Her other go-to is Dr Aadil Khan, a second-generation acupuncturist whose family clinic in New Delhi has been running since 1977. She originally visited him for back pain and tried facial acupuncture when she saw a bunch of clients walking in one by one for their faces. Cosmetic acupuncture wasn’t originally part of Khan’s practice, but since introducing it in 2014-15, he’s seen steady growth. “I have constantly seen a rise in clients for aesthetic reasons—both young and old. They usually come in before weddings, a photoshoot, fashion shows or events,” he says. His signature approach is called Acuglow: a 30-minute session that involves adding needles to various points of the face. “It helps with wrinkles, fine lines, pigmentation, puffiness, and sagging skin, and gives you a very fresh look. That tired look on your face isn’t there anymore.”

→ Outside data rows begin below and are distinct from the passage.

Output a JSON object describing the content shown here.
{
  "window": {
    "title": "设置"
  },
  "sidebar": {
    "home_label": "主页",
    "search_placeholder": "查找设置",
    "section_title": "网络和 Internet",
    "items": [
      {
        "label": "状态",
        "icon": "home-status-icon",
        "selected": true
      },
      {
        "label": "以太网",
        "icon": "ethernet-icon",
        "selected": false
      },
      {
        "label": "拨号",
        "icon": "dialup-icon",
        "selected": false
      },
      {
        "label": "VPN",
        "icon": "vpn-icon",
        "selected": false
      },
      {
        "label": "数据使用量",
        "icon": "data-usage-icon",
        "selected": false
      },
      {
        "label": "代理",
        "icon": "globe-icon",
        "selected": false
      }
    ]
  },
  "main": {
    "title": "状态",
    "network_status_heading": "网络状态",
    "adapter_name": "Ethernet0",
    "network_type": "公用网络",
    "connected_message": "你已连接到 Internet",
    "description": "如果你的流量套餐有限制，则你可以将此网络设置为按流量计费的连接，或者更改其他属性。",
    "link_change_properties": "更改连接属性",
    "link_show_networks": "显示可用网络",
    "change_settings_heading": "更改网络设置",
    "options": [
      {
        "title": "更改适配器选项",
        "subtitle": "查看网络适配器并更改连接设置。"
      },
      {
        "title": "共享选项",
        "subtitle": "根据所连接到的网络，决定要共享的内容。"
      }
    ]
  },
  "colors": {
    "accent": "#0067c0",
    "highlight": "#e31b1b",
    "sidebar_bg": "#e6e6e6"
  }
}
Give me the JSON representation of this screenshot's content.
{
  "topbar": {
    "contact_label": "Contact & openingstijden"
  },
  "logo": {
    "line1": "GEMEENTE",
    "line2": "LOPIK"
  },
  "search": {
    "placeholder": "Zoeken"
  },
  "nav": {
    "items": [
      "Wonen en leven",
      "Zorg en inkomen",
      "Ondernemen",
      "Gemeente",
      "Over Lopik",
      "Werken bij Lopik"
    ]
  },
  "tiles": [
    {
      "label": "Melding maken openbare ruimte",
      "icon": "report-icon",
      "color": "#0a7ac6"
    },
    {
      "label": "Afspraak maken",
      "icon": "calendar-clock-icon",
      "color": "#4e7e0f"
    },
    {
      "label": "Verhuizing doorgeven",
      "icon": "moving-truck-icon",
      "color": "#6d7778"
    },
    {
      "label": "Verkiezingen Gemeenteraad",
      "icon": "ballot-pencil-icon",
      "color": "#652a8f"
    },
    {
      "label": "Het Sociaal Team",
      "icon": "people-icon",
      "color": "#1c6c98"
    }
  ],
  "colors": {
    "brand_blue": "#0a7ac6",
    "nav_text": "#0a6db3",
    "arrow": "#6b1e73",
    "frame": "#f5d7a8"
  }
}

But Khan insists that the cosmetic benefit is secondary to what’s happening internally. “Most of the points we treat on the face are related to internal organs,” he says. “When we needle the points, I am treating their constitution. The increase in production of collagen and elastin is the add-on benefit.” For the best results, he recommends two Acuglow sessions a week, 10 sessions in total. While he doesn’t combine modalities, he recommends collagen and glutathione supplements and is honest about defining the limits: “Cosmetic acupuncture cannot change your looks, but it can keep the same look in the best ever form.”
The glow, however, is real. Kapur remembers her first facial acupuncture session and was shocked by the ease of the process: “You just lie down; he sticks a bunch of needles in the face for about 30 minutes and that’s it. I had these spots on my face that reduced quite a bit and my face was glowing for two weeks.”
Beauty author and podcaster Vasudha Rai has a similar story. She too first visited Khan for pain relief and tried a “mini facial” purely out of convenience. “I was blown away by the results. My skin looked much more rested. I was glowing. There was an imperceptible but slight lift,” she says. “Overall, my face just looked healthy and rested, which I loved.”
Rai considers spa or salon facials entirely DIY-able. “I’m good at massaging my face with my fingers and tools… Cosmetic acupuncture releases muscles, which is really important.” As for bougie high-tech dermafacials? “I wouldn’t say it’s comparable. Those are very expensive, and the effect is barely 10 to 20 per cent, if I’m being generous.”
For Rai, the deeper draw is functional: she has severe TMJ (temporomandibular joint disorder), and tight masseters, she explains, can contribute to sagging skin. She sees cosmetic acupuncture as part of long-term maintenance: releasing the jaw, easing tension, improving sleep and mood. “It’s a tall order for just cosmetic acupuncture to solve everything, but it is one of the many things that will resolve it. I do want to have that holistic treatment where I relax my mind, ease out the TMJ, and release the masseters, which will eventually affect the way my face develops as I grow older,” she adds.